Un homme meurt percuté par un TGV Ouigo près de Vouvray : 900 voyageurs bloqués sept heures
Un vendredi soir comme les autres sur la ligne Paris-Hendaye. Puis, en une fraction de seconde, tout bascule. Un homme perd la vie, percuté par un TGV Ouigo lancé à pleine vitesse, et près de 900 passagers vont se retrouver bloqués pendant des heures sans vraiment savoir pourquoi.
Un choc à la sortie d’un tunnel

Les faits se déroulent le 8 août à 22 h 20, entre les communes de Vouvray et Vernou-sur-Brenne, en Indre-et-Loire. Un homme est percuté par un TGV Ouigo au moment où le train sort d’un tunnel, selon les informations relayées par ICI Touraine.
Le train, capable d’atteindre 320 km/h, ne laisse aucune chance à la victime. Elle décède sur le coup. Pour l’instant, ni son âge ni sa ville de résidence n’ont été communiqués par les autorités.

La gendarmerie a ouvert une enquête pour déterminer les circonstances exactes du drame. La piste du suicide est privilégiée, mais rien n’a encore été confirmé officiellement.
Le conducteur relevé, un trafic paralysé
Sous le choc, le conducteur du TGV a été immédiatement pris en charge par la SNCF. Il a été relevé par un collègue, comme le précise la Nouvelle République.
Mais la mécanique ferroviaire, elle, s’est retrouvée grippée pendant des heures. Le train accidenté, parti d’Hendaye, a dû rester immobilisé cinq heures sur les voies avant de pouvoir repartir.
Résultat : une arrivée en gare de Paris-Montparnasse avec plus de sept heures de retard. Un scénario qui rappelle d’autres nuits cauchemardesques vécues récemment par des passagers coincés plus de 7 heures dans leurs TGV ailleurs en France.
Plus de 900 voyageurs pris dans l’engrenage
Ce train n’était pas le seul concerné. Un second convoi, reliant Toulouse à Paris, a lui aussi subi des retards en cascade à cause de l’accident.
Au total, ce sont plus de 900 passagers qui ont vu leur trajet complètement chamboulé ce soir-là.
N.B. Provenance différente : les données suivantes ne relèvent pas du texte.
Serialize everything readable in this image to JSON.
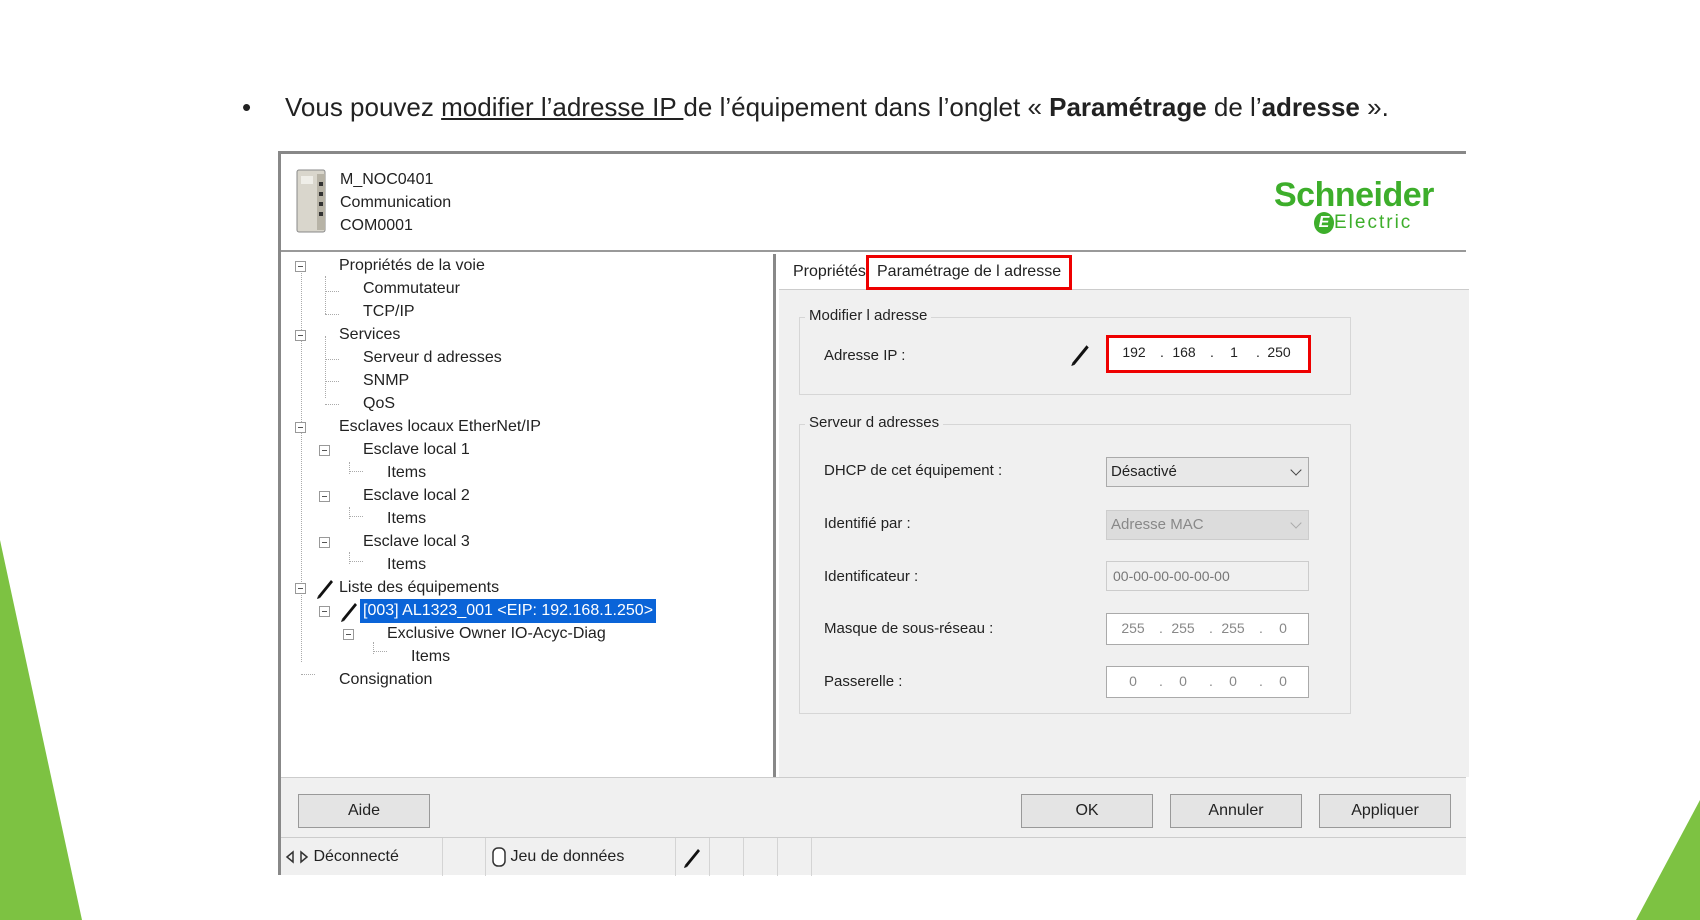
{
  "slide": {
    "bullet": "•",
    "text_before": "Vous pouvez ",
    "text_link": "modifier l’adresse IP ",
    "text_mid1": "de l’équipement dans l’onglet « ",
    "text_bold1": "Paramétrage",
    "text_mid2": " de l’",
    "text_bold2": "adresse",
    "text_end": " »."
  },
  "header": {
    "line1": "M_NOC0401",
    "line2": "Communication",
    "line3": "COM0001",
    "logo_top": "Schneider",
    "logo_bottom": "Electric",
    "brand_color": "#3dae2b"
  },
  "tree": {
    "items": [
      {
        "label": "Propriétés de la voie"
      },
      {
        "label": "Commutateur"
      },
      {
        "label": "TCP/IP"
      },
      {
        "label": "Services"
      },
      {
        "label": "Serveur d adresses"
      },
      {
        "label": "SNMP"
      },
      {
        "label": "QoS"
      },
      {
        "label": "Esclaves locaux EtherNet/IP"
      },
      {
        "label": "Esclave local 1"
      },
      {
        "label": "Items"
      },
      {
        "label": "Esclave local 2"
      },
      {
        "label": "Items"
      },
      {
        "label": "Esclave local 3"
      },
      {
        "label": "Items"
      },
      {
        "label": "Liste des équipements"
      },
      {
        "label": "[003] AL1323_001 <EIP: 192.168.1.250>"
      },
      {
        "label": "Exclusive Owner IO-Acyc-Diag"
      },
      {
        "label": "Items"
      },
      {
        "label": "Consignation"
      }
    ]
  },
  "tabs": [
    {
      "label": "Propriétés"
    },
    {
      "label": "Paramétrage de l adresse"
    }
  ],
  "modify_group": {
    "title": "Modifier l adresse",
    "ip_label": "Adresse IP :",
    "ip": [
      "192",
      "168",
      "1",
      "250"
    ]
  },
  "server_group": {
    "title": "Serveur d adresses",
    "dhcp_label": "DHCP de cet équipement :",
    "dhcp_value": "Désactivé",
    "identified_label": "Identifié par :",
    "identified_value": "Adresse MAC",
    "identifier_label": "Identificateur :",
    "identifier_value": "00-00-00-00-00-00",
    "mask_label": "Masque de sous-réseau :",
    "mask": [
      "255",
      "255",
      "255",
      "0"
    ],
    "gateway_label": "Passerelle :",
    "gateway": [
      "0",
      "0",
      "0",
      "0"
    ]
  },
  "buttons": {
    "help": "Aide",
    "ok": "OK",
    "cancel": "Annuler",
    "apply": "Appliquer"
  },
  "status": {
    "connection": "Déconnecté",
    "dataset": "Jeu de données"
  },
  "colors": {
    "highlight_red": "#e00000",
    "selection_blue": "#0a64d8",
    "slide_green": "#7dc242"
  }
}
Sans explication immédiate, sans visibilité sur l’heure d’arrivée, coincés dans des rames à l’arrêt en pleine nuit.
Il aura fallu attendre le lendemain matin, dimanche 9 août, pour que le trafic ferroviaire de la zone revienne enfin à la normale. Une soirée de galère qui n’est malheureusement pas un cas isolé sur le réseau français.
Un phénomène que la SNCF connaît trop bien

La SNCF a même un terme pour ça : les « accidents humains ». Une formule pudique qui recouvre une réalité bien plus lourde, et surtout bien trop fréquente sur les rails français.
Quelques jours plus tôt à peine, le 3 août, un piéton mourait percuté par un TER sur un passage à niveau d’Agde, dans l’Hérault. L’accident, survenu en pleine heure de pointe vers 8 heures du matin, avait interrompu le trafic entre Agde et Sète et provoqué plus de trois heures de retard. Une enquête a également été ouverte par le parquet de Béziers.
Ces drames à répétition posent une question dérangeante : comment concilier la vitesse toujours plus grande des trains et la sécurité des zones qu’ils traversent ? Un sujet d’autant plus sensible que la course à la grande vitesse ferroviaire ne montre aucun signe de ralentissement, en France comme ailleurs.
Pour les familles endeuillées comme pour les cheminots, chaque « accident humain » laisse des traces profondes. Certains témoignages en ligne rappellent aussi la charge émotionnelle qui pèse sur les conducteurs, confrontés malgré eux à ces drames impossibles à anticiper.
Des perturbations qui deviennent la norme
Au-delà de ce drame précis, c’est toute une mécanique de retards en chaîne qui se répète régulièrement sur le réseau. Grèves, incidents techniques, accidents : les voyageurs français ont pris l’habitude de vérifier l’état du trafic avant de partir.
Certains ont même trouvé des parades pour limiter la casse financière en cas de gros retard, à l’image de ce trajet Paris-Clermont remboursé à 200 % après huit heures de retard. De quoi relativiser, un peu, l’attente interminable sur le quai.
Reste que derrière chaque statistique de retard se cache parfois un drame humain bien plus lourd que la simple contrariété d’un voyageur pressé.